I’ve woven this yarn (undyed) into a scarf before, using it as both warp and weft on a rigid heddle loom. It was hard to beat and the warp was a twisty nightmare, and the scarf came out a little stiff. Then I tried dip dyeing in indigo later, didn’t like the look and dip dyed the white end… and hated the result.

A different approach was needed. I’d seen chenille woven as weft on a 8/2 cotton warp in a project before, so based the sett and structure on that. I chose a simple 4-shaft 2×2 point twill with a straight treadling on a blue warp, which was easy to warp and fast to weave. When the scarf came off the loom it had the perfect drape for such a cushy yarn.

However, I had only used up one of the two balls of chenille. I decided to weave another scarf using a white warp. But then I thought… just one scarf? Wouldn’t it be more economical to warp up for two scarves? But what to use for weft on that second scarf? I could try unweaving that stiff chenille and use the weft to make a new one. Or, if that didn’t work, there was plenty of white slubby cotton in my stash that I could weave – and perhaps dye.

The second chenille scarf is much busier, because the white weft makes the twill more obvious and breaks up the blue.
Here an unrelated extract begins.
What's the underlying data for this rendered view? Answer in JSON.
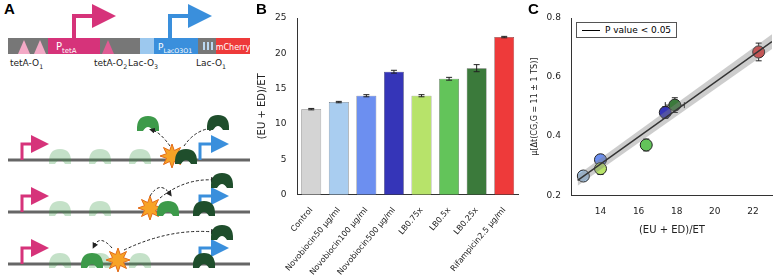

In the meantime, I tried to unweave the old chenille scarf. It turns out chenille locks in pretty determinedly when woven with itself. I abandoned the task went looking for another yarn to use, but something about the unwoven chenille, which had a speckle effect thanks to being tightly woven then overdyed, kept calling me back to the old scarf. So I gave unweaving another try and found if I trimmed off the warp every 2 cm it was not so laborious that I wasn’t prepared to do it, over a couple of days.

Turns out I was right. It did weave up nicely. This time I wove point twill, which gave it a kind of flowery feel. However, it barely wove up to a cowl length. I added a bit of denim at either end and buttons to make it easily removable.

Which left quite a bit of warp on the loom. Not enough for a scarf, possibly too little for a cowl, but too much to just cut off and ‘waste’. This was an opportunity to play, I decided. I then played around in Fibreworks until I had a pattern I liked, and decided to weave it in black.

I’m thinking maybe fabric for a small bag.